The major change of this quarter is the addition of a generic low level performance monitoring system, developed in large part by Rémy Noël.
This system provides users with the ability to track low level events, such as cycles, instruction fetches or cache misses to name a few, either per-thread or per-processor. The implementation is completely real-time friendly, with no limits on the number of users. There is a limit on the number of events that can be tracked at any time, currently 8, which matches the number of available hardware counters on current processors, and can be changed by configuration. Drivers are available for architectural interfaces of AMD and Intel processors.
Another major change is the addition of local atomic operations. Atomic operations have been massively reworked so that local atomic operations may transparently be used instead. This improves performance when building for a single processor, on architectures where local atomic operations are better than regular atomic operations, and this also enables atomic operations on targets with a single processor and no atomic instructions (in particular most classic ARM processors).

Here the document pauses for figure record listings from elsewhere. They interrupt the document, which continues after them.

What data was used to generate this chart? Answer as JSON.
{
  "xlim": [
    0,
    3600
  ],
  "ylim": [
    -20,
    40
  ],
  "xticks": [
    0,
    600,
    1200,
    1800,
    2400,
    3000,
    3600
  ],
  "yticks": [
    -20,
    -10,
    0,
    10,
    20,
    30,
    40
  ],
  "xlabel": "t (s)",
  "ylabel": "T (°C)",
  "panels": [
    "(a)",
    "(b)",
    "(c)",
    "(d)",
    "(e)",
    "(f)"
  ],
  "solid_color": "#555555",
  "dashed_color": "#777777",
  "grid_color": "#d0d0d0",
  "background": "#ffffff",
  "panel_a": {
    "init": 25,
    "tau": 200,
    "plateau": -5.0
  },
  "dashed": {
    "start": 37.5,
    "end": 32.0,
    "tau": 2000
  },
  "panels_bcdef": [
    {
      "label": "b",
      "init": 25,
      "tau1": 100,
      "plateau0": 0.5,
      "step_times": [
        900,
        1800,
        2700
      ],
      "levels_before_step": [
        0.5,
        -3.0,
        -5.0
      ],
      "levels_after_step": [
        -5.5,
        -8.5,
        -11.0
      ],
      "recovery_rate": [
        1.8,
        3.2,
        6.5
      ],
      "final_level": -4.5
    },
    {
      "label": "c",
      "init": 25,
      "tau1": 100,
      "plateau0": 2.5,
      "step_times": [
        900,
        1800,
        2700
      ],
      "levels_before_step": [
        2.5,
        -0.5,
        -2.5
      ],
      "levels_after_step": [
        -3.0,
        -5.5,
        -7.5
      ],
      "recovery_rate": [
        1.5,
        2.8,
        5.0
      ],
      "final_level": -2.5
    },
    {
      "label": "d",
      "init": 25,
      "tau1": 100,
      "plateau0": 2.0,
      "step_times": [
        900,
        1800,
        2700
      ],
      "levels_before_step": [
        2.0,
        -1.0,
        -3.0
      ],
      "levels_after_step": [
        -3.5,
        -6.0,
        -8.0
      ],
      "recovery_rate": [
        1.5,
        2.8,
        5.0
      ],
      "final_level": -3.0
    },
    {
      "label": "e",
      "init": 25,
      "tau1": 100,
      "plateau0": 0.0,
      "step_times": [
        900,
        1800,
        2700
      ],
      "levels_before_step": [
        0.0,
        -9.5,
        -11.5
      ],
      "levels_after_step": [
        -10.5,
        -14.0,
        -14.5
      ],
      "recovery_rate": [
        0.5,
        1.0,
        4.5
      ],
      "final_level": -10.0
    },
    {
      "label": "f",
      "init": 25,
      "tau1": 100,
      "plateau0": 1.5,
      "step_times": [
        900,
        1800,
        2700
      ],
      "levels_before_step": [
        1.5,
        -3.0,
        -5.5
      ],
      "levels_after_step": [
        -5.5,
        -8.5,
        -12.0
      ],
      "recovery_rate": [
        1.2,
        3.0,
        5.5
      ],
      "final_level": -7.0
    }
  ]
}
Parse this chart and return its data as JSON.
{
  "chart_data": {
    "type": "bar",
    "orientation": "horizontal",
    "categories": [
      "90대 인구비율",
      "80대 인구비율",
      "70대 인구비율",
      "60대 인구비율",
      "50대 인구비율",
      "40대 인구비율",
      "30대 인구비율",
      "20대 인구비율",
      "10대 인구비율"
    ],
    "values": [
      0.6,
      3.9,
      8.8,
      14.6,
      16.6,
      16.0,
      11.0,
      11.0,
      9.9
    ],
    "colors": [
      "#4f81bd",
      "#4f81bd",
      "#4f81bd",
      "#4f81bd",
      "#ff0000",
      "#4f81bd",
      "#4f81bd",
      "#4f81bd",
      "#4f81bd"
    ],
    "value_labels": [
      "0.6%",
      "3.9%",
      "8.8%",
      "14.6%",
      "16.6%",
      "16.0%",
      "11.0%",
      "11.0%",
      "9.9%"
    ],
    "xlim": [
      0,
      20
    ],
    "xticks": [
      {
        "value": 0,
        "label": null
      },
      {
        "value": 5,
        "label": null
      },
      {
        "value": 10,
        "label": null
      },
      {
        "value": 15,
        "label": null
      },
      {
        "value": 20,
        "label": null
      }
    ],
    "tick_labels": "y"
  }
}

Among the less important changes are the addition of bulletins, a lightweight notification system, per-CPU operations, which allow modules to run callbacks on each processor when they boot, and support for an embedded symbol table, to avoid relying on the boot loader to provide it.
Bug fixes include :
- Inter-processor interrupt generation, which could suffer from data races and fail silently
- The consume memory order, which was too relaxed and reset to the compiler value
- Out-of-tree builds